Furthermore, adding salt to the hermeneutic wound, Blake’s precise quality of outside is neither atonal, nor serial, neither minimal nor screechingly expressionistic. In fact these Works For Solo Piano are achingly beautiful compositions that reveal a deeply romantic sensibility always pulsing under the self-consciously complex curtain of textural play on the surface of the music.

Blake’s music doesn’t announce its radicality with big, bold gestures; there are no fireworks lighting the way. His signature is so coded, hidden and slyly patterned, it often takes one by surprise, for instance in Three Toys No.2, a miniature that ends resolutely, twice. The first ending is perfect, as in a short story by Poe. The second ending, an oblique coda to the previous ending, provides the kind of maddeningly ironic self-reflexivity we recognize in the aphorisms of Pessoa. What is being obyed here is an internal alchemy, and not merely the “rules” of composition.

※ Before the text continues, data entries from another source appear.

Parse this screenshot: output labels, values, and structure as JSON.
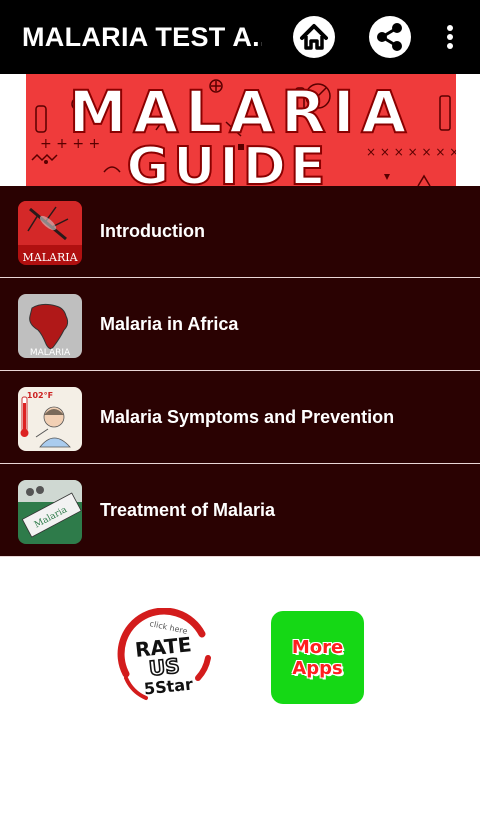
{
  "appbar": {
    "title": "MALARIA TEST A...",
    "home_icon": "home-icon",
    "share_icon": "share-icon",
    "menu_icon": "more-vert-icon"
  },
  "banner": {
    "line1": "MALARIA",
    "line2": "GUIDE",
    "crosses": "× × × × × × ×",
    "pluses": "+ + + +"
  },
  "menu_items": [
    {
      "label": "Introduction",
      "thumb_caption": "MALARIA"
    },
    {
      "label": "Malaria in Africa",
      "thumb_caption": "MALARIA"
    },
    {
      "label": "Malaria Symptoms and Prevention",
      "thumb_caption": "102°F"
    },
    {
      "label": "Treatment of Malaria",
      "thumb_caption": "Malaria"
    }
  ],
  "rate": {
    "click": "click here",
    "rate": "RATE",
    "us": "US",
    "star": "5Star"
  },
  "more_apps": {
    "line1": "More",
    "line2": "Apps"
  },
  "colors": {
    "appbar_bg": "#000000",
    "list_bg": "#2a0202",
    "banner_bg": "#ef3b3b",
    "more_apps_bg": "#15d815",
    "rate_red": "#d31c1c"
  }
}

But Blake doesn’t even stick to his own rules, doesn’t abide by his own rhetoric, he’s not a domesticated composer. One reason for this might be that he’s escaped the nightmare of being a commodity, of his music being commodified, for an unusually long time. This first cd has come very late in his career so in a way he’s still beginning, still allowing himself the great luxury of real experimentation. Michael Blake hasn’t had the opportunity to become ossified into a repetitive cliche of himself – for this reason he is South Africa’s most unknown famous contemporary composer.

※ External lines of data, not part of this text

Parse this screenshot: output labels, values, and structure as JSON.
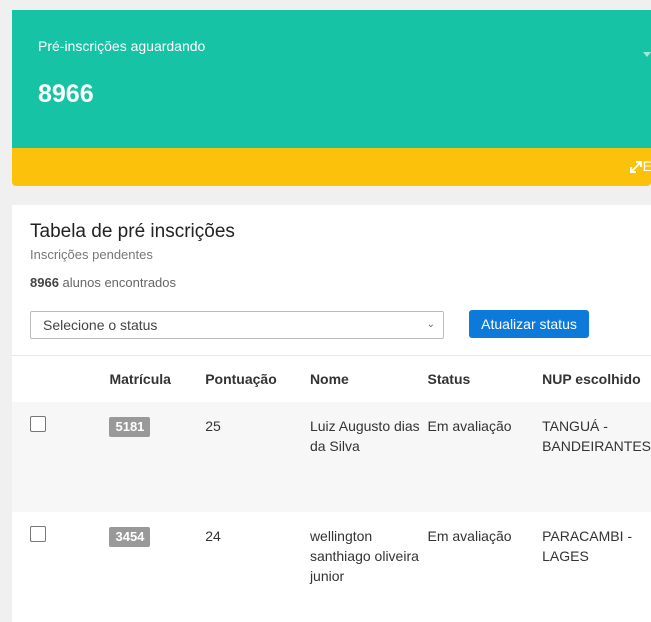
{
  "summary_card": {
    "label": "Pré-inscrições aguardando",
    "count": "8966",
    "expand_label": "E"
  },
  "panel": {
    "title": "Tabela de pré inscrições",
    "subtitle": "Inscrições pendentes",
    "found_count": "8966",
    "found_text": " alunos encontrados",
    "status_select": {
      "value": "Selecione o status"
    },
    "update_button": "Atualizar status"
  },
  "table": {
    "headers": [
      "Matrícula",
      "Pontuação",
      "Nome",
      "Status",
      "NUP escolhido"
    ],
    "rows": [
      {
        "matricula": "5181",
        "pontuacao": "25",
        "nome": "Luiz Augusto dias da Silva",
        "status": "Em avaliação",
        "nup": "TANGUÁ - BANDEIRANTES"
      },
      {
        "matricula": "3454",
        "pontuacao": "24",
        "nome": "wellington santhiago oliveira junior",
        "status": "Em avaliação",
        "nup": "PARACAMBI - LAGES"
      }
    ]
  },
  "colors": {
    "teal": "#17c3a5",
    "yellow": "#fcc10b",
    "blue": "#0d7ad9",
    "badge": "#999999"
  }
}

Most importantly, Michael Blake understands silence from the inside. This is particularly relevant when trying to understand why the repetitions in his music work so wondrously. It’s because they’re not repetitions – they are re-evaluations of the silences that frame the notes. And it is precisely this heightened awareness of the urgency and drama of framing that makes Michael Blake’s music so pertinent to visual artists, to those who paint.
When one stops writing about music one stops lying. The beautiful truth of the Complete Works for Solo Piano can only be heard.